Visitors to the website who used IE 6,7, or 8, had Flash and Java 6 installed, and had the OS language set on U.S. English, Chinese, Taiwan Chinese, Russian, Korean or Japanese were unknowingly redirected to a page serving a malicious Shockwave Flash File (today.swf) that would trigger the vulnerability. Others were redirected to a blank page.
"When the Flash object was loaded, it performed a heap-spray and injected the shellcode used to locate the xsainfo.jpg file, decode it, and store it in the %Temp%/flowertep.jpg file, Symantec's researchers explained. "Next, a request was sent for the robots.txt file which gets de-obfuscated and then used to load the malicious payload (flowertep.jpg) using techniques to by-pass DEP and ASLR on Windows 7."

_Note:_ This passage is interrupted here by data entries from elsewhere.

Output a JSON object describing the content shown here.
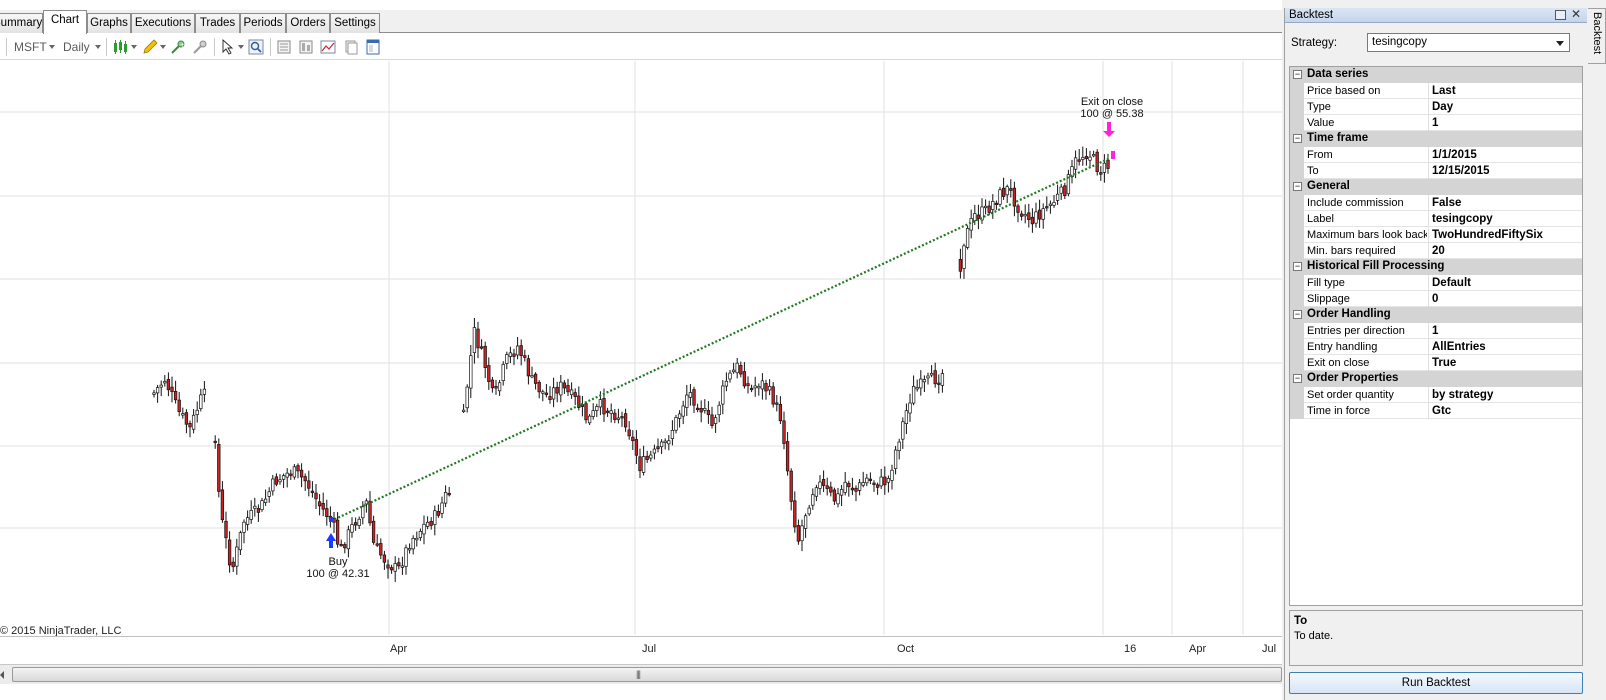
{
  "tabs": [
    "Summary",
    "Chart",
    "Graphs",
    "Executions",
    "Trades",
    "Periods",
    "Orders",
    "Settings"
  ],
  "active_tab": "Chart",
  "toolbar": {
    "instrument": "MSFT",
    "interval": "Daily"
  },
  "chart": {
    "instrument": "MSFT",
    "interval": "Daily",
    "copyright": "© 2015 NinjaTrader, LLC",
    "x_labels": [
      "Apr",
      "Jul",
      "Oct",
      "16",
      "Apr",
      "Jul"
    ],
    "entry": {
      "label": "Buy",
      "detail": "100 @ 42.31",
      "price": 42.31
    },
    "exit": {
      "label": "Exit on close",
      "detail": "100 @ 55.38",
      "price": 55.38
    }
  },
  "colors": {
    "up_fill": "#ffffff",
    "down_fill": "#cc2222",
    "trade_line": "#1f7a1f",
    "buy_arrow": "#1a3cff",
    "exit_arrow": "#ff22dd",
    "grid": "#e2e2e2"
  },
  "chart_data": {
    "type": "candlestick",
    "x_labels": [
      "Apr",
      "Jul",
      "Oct",
      "16",
      "Apr",
      "Jul"
    ],
    "trade": {
      "entry_price": 42.31,
      "exit_price": 55.38,
      "quantity": 100
    }
  },
  "panel": {
    "title": "Backtest",
    "side_tab": "Backtest",
    "strategy_label": "Strategy:",
    "strategy_value": "tesingcopy",
    "description_title": "To",
    "description_text": "To date.",
    "run_label": "Run Backtest",
    "sections": [
      {
        "name": "Data series",
        "rows": [
          {
            "name": "Price based on",
            "value": "Last"
          },
          {
            "name": "Type",
            "value": "Day"
          },
          {
            "name": "Value",
            "value": "1"
          }
        ]
      },
      {
        "name": "Time frame",
        "rows": [
          {
            "name": "From",
            "value": "1/1/2015"
          },
          {
            "name": "To",
            "value": "12/15/2015"
          }
        ]
      },
      {
        "name": "General",
        "rows": [
          {
            "name": "Include commission",
            "value": "False"
          },
          {
            "name": "Label",
            "value": "tesingcopy"
          },
          {
            "name": "Maximum bars look back",
            "value": "TwoHundredFiftySix"
          },
          {
            "name": "Min. bars required",
            "value": "20"
          }
        ]
      },
      {
        "name": "Historical Fill Processing",
        "rows": [
          {
            "name": "Fill type",
            "value": "Default"
          },
          {
            "name": "Slippage",
            "value": "0"
          }
        ]
      },
      {
        "name": "Order Handling",
        "rows": [
          {
            "name": "Entries per direction",
            "value": "1"
          },
          {
            "name": "Entry handling",
            "value": "AllEntries"
          },
          {
            "name": "Exit on close",
            "value": "True"
          }
        ]
      },
      {
        "name": "Order Properties",
        "rows": [
          {
            "name": "Set order quantity",
            "value": "by strategy"
          },
          {
            "name": "Time in force",
            "value": "Gtc"
          }
        ]
      }
    ]
  }
}
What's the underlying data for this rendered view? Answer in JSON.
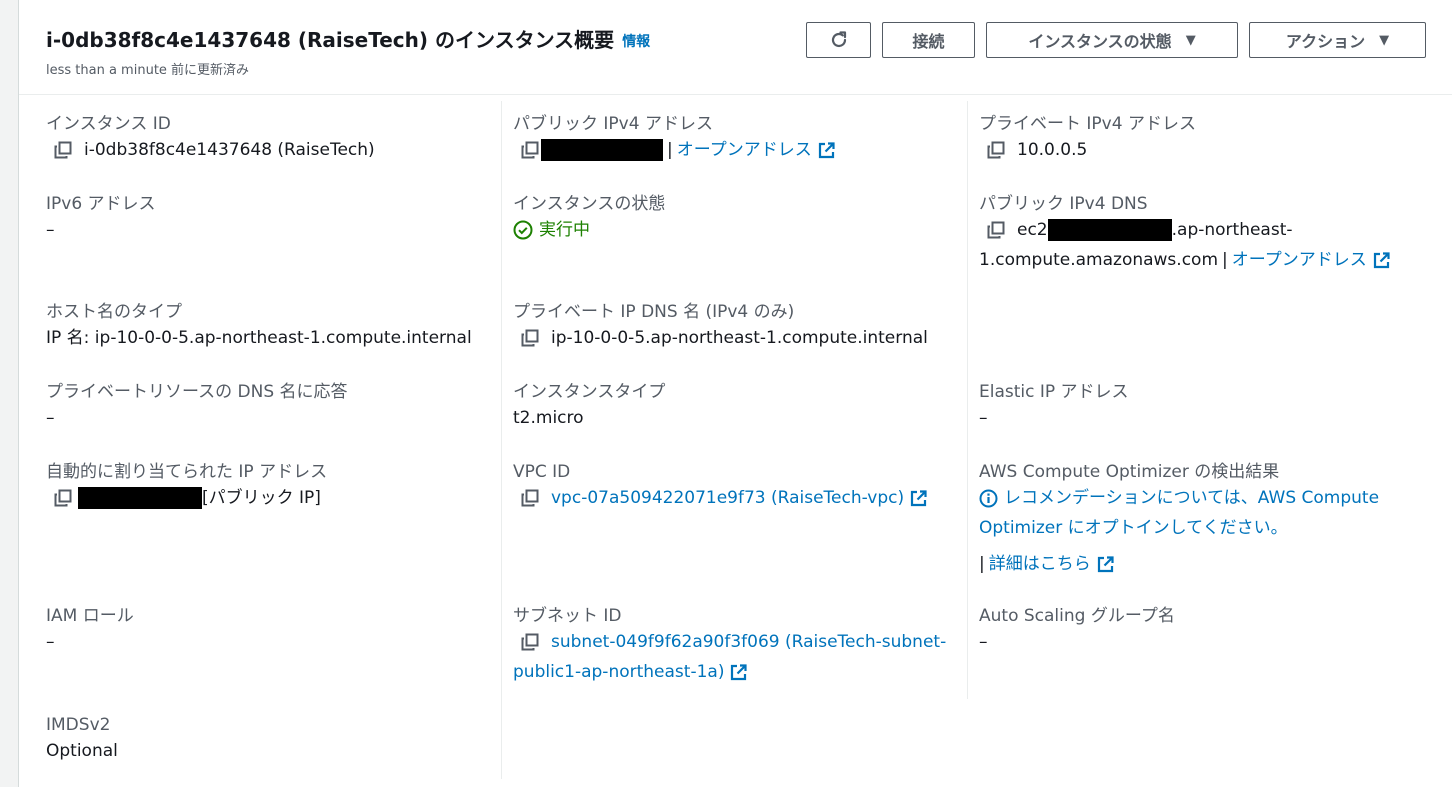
{
  "header": {
    "title": "i-0db38f8c4e1437648 (RaiseTech) のインスタンス概要",
    "info_label": "情報",
    "updated": "less than a minute 前に更新済み",
    "buttons": {
      "refresh": "refresh-icon",
      "connect": "接続",
      "instance_state": "インスタンスの状態",
      "actions": "アクション"
    }
  },
  "fields": {
    "instance_id": {
      "label": "インスタンス ID",
      "value": "i-0db38f8c4e1437648 (RaiseTech)"
    },
    "public_ipv4": {
      "label": "パブリック IPv4 アドレス",
      "link": "オープンアドレス"
    },
    "private_ipv4": {
      "label": "プライベート IPv4 アドレス",
      "value": "10.0.0.5"
    },
    "ipv6": {
      "label": "IPv6 アドレス",
      "value": "–"
    },
    "instance_state": {
      "label": "インスタンスの状態",
      "value": "実行中"
    },
    "public_dns": {
      "label": "パブリック IPv4 DNS",
      "prefix": "ec2",
      "suffix": ".ap-northeast-",
      "line2": "1.compute.amazonaws.com",
      "link": "オープンアドレス"
    },
    "hostname_type": {
      "label": "ホスト名のタイプ",
      "value": "IP 名: ip-10-0-0-5.ap-northeast-1.compute.internal"
    },
    "private_dns": {
      "label": "プライベート IP DNS 名 (IPv4 のみ)",
      "value": "ip-10-0-0-5.ap-northeast-1.compute.internal"
    },
    "private_resource_dns": {
      "label": "プライベートリソースの DNS 名に応答",
      "value": "–"
    },
    "instance_type": {
      "label": "インスタンスタイプ",
      "value": "t2.micro"
    },
    "elastic_ip": {
      "label": "Elastic IP アドレス",
      "value": "–"
    },
    "auto_ip": {
      "label": "自動的に割り当てられた IP アドレス",
      "suffix": "[パブリック IP]"
    },
    "vpc_id": {
      "label": "VPC ID",
      "link": "vpc-07a509422071e9f73 (RaiseTech-vpc)"
    },
    "optimizer": {
      "label": "AWS Compute Optimizer の検出結果",
      "line1": "レコメンデーションについては、AWS Compute",
      "line2": "Optimizer にオプトインしてください。",
      "details": "詳細はこちら"
    },
    "iam_role": {
      "label": "IAM ロール",
      "value": "–"
    },
    "subnet_id": {
      "label": "サブネット ID",
      "line1": "subnet-049f9f62a90f3f069 (RaiseTech-subnet-",
      "line2": "public1-ap-northeast-1a)"
    },
    "asg": {
      "label": "Auto Scaling グループ名",
      "value": "–"
    },
    "imdsv2": {
      "label": "IMDSv2",
      "value": "Optional"
    }
  },
  "colors": {
    "link": "#0073bb",
    "running": "#1d8102",
    "label": "#545b64",
    "text": "#16191f"
  }
}
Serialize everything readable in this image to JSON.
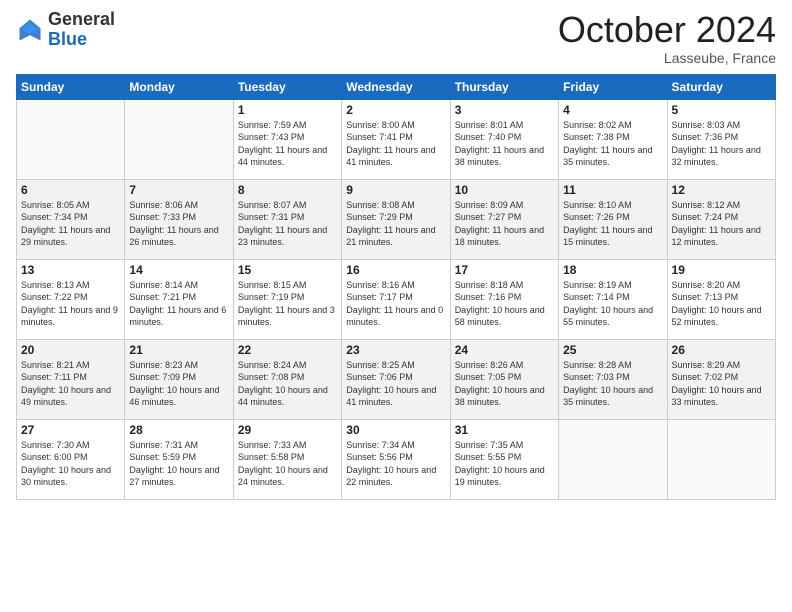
{
  "logo": {
    "general": "General",
    "blue": "Blue"
  },
  "header": {
    "month": "October 2024",
    "location": "Lasseube, France"
  },
  "days_of_week": [
    "Sunday",
    "Monday",
    "Tuesday",
    "Wednesday",
    "Thursday",
    "Friday",
    "Saturday"
  ],
  "weeks": [
    [
      {
        "day": "",
        "info": ""
      },
      {
        "day": "",
        "info": ""
      },
      {
        "day": "1",
        "info": "Sunrise: 7:59 AM\nSunset: 7:43 PM\nDaylight: 11 hours and 44 minutes."
      },
      {
        "day": "2",
        "info": "Sunrise: 8:00 AM\nSunset: 7:41 PM\nDaylight: 11 hours and 41 minutes."
      },
      {
        "day": "3",
        "info": "Sunrise: 8:01 AM\nSunset: 7:40 PM\nDaylight: 11 hours and 38 minutes."
      },
      {
        "day": "4",
        "info": "Sunrise: 8:02 AM\nSunset: 7:38 PM\nDaylight: 11 hours and 35 minutes."
      },
      {
        "day": "5",
        "info": "Sunrise: 8:03 AM\nSunset: 7:36 PM\nDaylight: 11 hours and 32 minutes."
      }
    ],
    [
      {
        "day": "6",
        "info": "Sunrise: 8:05 AM\nSunset: 7:34 PM\nDaylight: 11 hours and 29 minutes."
      },
      {
        "day": "7",
        "info": "Sunrise: 8:06 AM\nSunset: 7:33 PM\nDaylight: 11 hours and 26 minutes."
      },
      {
        "day": "8",
        "info": "Sunrise: 8:07 AM\nSunset: 7:31 PM\nDaylight: 11 hours and 23 minutes."
      },
      {
        "day": "9",
        "info": "Sunrise: 8:08 AM\nSunset: 7:29 PM\nDaylight: 11 hours and 21 minutes."
      },
      {
        "day": "10",
        "info": "Sunrise: 8:09 AM\nSunset: 7:27 PM\nDaylight: 11 hours and 18 minutes."
      },
      {
        "day": "11",
        "info": "Sunrise: 8:10 AM\nSunset: 7:26 PM\nDaylight: 11 hours and 15 minutes."
      },
      {
        "day": "12",
        "info": "Sunrise: 8:12 AM\nSunset: 7:24 PM\nDaylight: 11 hours and 12 minutes."
      }
    ],
    [
      {
        "day": "13",
        "info": "Sunrise: 8:13 AM\nSunset: 7:22 PM\nDaylight: 11 hours and 9 minutes."
      },
      {
        "day": "14",
        "info": "Sunrise: 8:14 AM\nSunset: 7:21 PM\nDaylight: 11 hours and 6 minutes."
      },
      {
        "day": "15",
        "info": "Sunrise: 8:15 AM\nSunset: 7:19 PM\nDaylight: 11 hours and 3 minutes."
      },
      {
        "day": "16",
        "info": "Sunrise: 8:16 AM\nSunset: 7:17 PM\nDaylight: 11 hours and 0 minutes."
      },
      {
        "day": "17",
        "info": "Sunrise: 8:18 AM\nSunset: 7:16 PM\nDaylight: 10 hours and 58 minutes."
      },
      {
        "day": "18",
        "info": "Sunrise: 8:19 AM\nSunset: 7:14 PM\nDaylight: 10 hours and 55 minutes."
      },
      {
        "day": "19",
        "info": "Sunrise: 8:20 AM\nSunset: 7:13 PM\nDaylight: 10 hours and 52 minutes."
      }
    ],
    [
      {
        "day": "20",
        "info": "Sunrise: 8:21 AM\nSunset: 7:11 PM\nDaylight: 10 hours and 49 minutes."
      },
      {
        "day": "21",
        "info": "Sunrise: 8:23 AM\nSunset: 7:09 PM\nDaylight: 10 hours and 46 minutes."
      },
      {
        "day": "22",
        "info": "Sunrise: 8:24 AM\nSunset: 7:08 PM\nDaylight: 10 hours and 44 minutes."
      },
      {
        "day": "23",
        "info": "Sunrise: 8:25 AM\nSunset: 7:06 PM\nDaylight: 10 hours and 41 minutes."
      },
      {
        "day": "24",
        "info": "Sunrise: 8:26 AM\nSunset: 7:05 PM\nDaylight: 10 hours and 38 minutes."
      },
      {
        "day": "25",
        "info": "Sunrise: 8:28 AM\nSunset: 7:03 PM\nDaylight: 10 hours and 35 minutes."
      },
      {
        "day": "26",
        "info": "Sunrise: 8:29 AM\nSunset: 7:02 PM\nDaylight: 10 hours and 33 minutes."
      }
    ],
    [
      {
        "day": "27",
        "info": "Sunrise: 7:30 AM\nSunset: 6:00 PM\nDaylight: 10 hours and 30 minutes."
      },
      {
        "day": "28",
        "info": "Sunrise: 7:31 AM\nSunset: 5:59 PM\nDaylight: 10 hours and 27 minutes."
      },
      {
        "day": "29",
        "info": "Sunrise: 7:33 AM\nSunset: 5:58 PM\nDaylight: 10 hours and 24 minutes."
      },
      {
        "day": "30",
        "info": "Sunrise: 7:34 AM\nSunset: 5:56 PM\nDaylight: 10 hours and 22 minutes."
      },
      {
        "day": "31",
        "info": "Sunrise: 7:35 AM\nSunset: 5:55 PM\nDaylight: 10 hours and 19 minutes."
      },
      {
        "day": "",
        "info": ""
      },
      {
        "day": "",
        "info": ""
      }
    ]
  ]
}
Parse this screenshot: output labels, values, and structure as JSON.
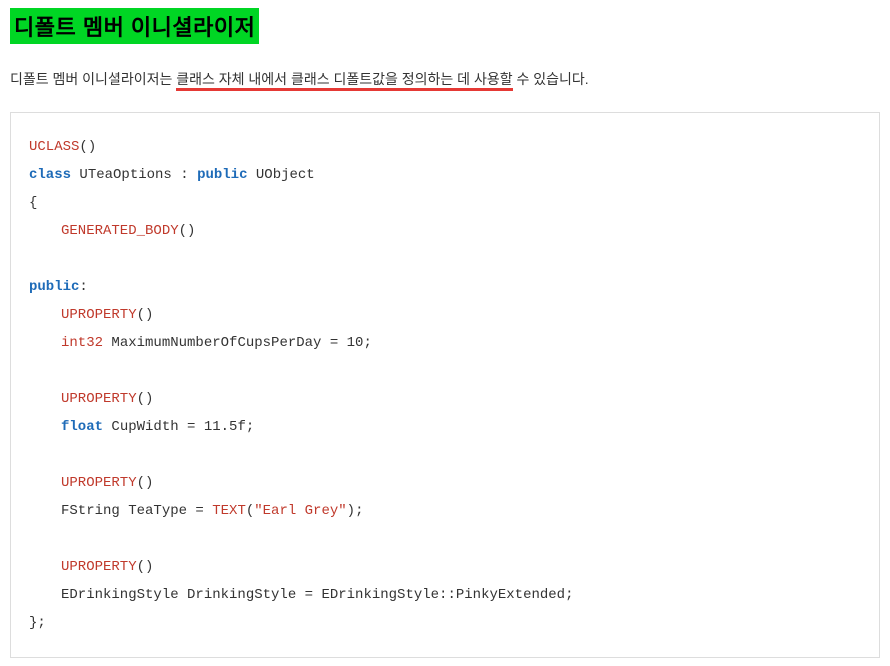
{
  "heading": "디폴트 멤버 이니셜라이저",
  "description": {
    "prefix": "디폴트 멤버 이니셜라이저는 ",
    "underlined": "클래스 자체 내에서 클래스 디폴트값을 정의하는 데 사용할",
    "suffix": " 수 있습니다."
  },
  "code": {
    "uclass": "UCLASS",
    "paren": "()",
    "class_kw": "class",
    "class_name": "UTeaOptions",
    "colon_public": " : ",
    "public_kw": "public",
    "base": " UObject",
    "open_brace": "{",
    "gen_body": "GENERATED_BODY",
    "public_label": "public",
    "public_colon": ":",
    "uproperty": "UPROPERTY",
    "int32": "int32",
    "line1_rest": " MaximumNumberOfCupsPerDay = 10;",
    "float_kw": "float",
    "line2_rest": " CupWidth = 11.5f;",
    "fstring": "FString TeaType = ",
    "text_macro": "TEXT",
    "text_open": "(",
    "text_str": "\"Earl Grey\"",
    "text_close": ");",
    "line4": "EDrinkingStyle DrinkingStyle = EDrinkingStyle::PinkyExtended;",
    "close_brace": "};"
  }
}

All this was performed to ultimately allow a secret download of a variant of the Bifrose backdoor, which would give the attackers access to the targeted machines, which largely belong to U.S. users.
Upon the discovery of the attack, Microsoft began working on a patch. They issued a security advisory warning the public about this zero-day 'CDwnBindInfo' use-after-free remote code execution vulnerability.
The flaw affects only IE versions 6, 7 and 8, so users are advised to update to IE 9 or 10 in order to avoid being compromised, or to install Microsoft's "Fix it" solution that reduces the attack surface of the flaw by applying workaround configuration changes.
"Applying this workaround will not interfere with the installation of the final security update that will address this issue," stated Microsoft's Cristian Craioveanu, but advised on uninstalling the workaround once the final security update is installed because it has a small effect on the startup time of Internet Explorer. There's no word yet on when we can expect the security update.
In the meantime, Sophos researchers have also begun analyzing the attack and are claiming that the same exploit was spotted being used on at least five additional websites.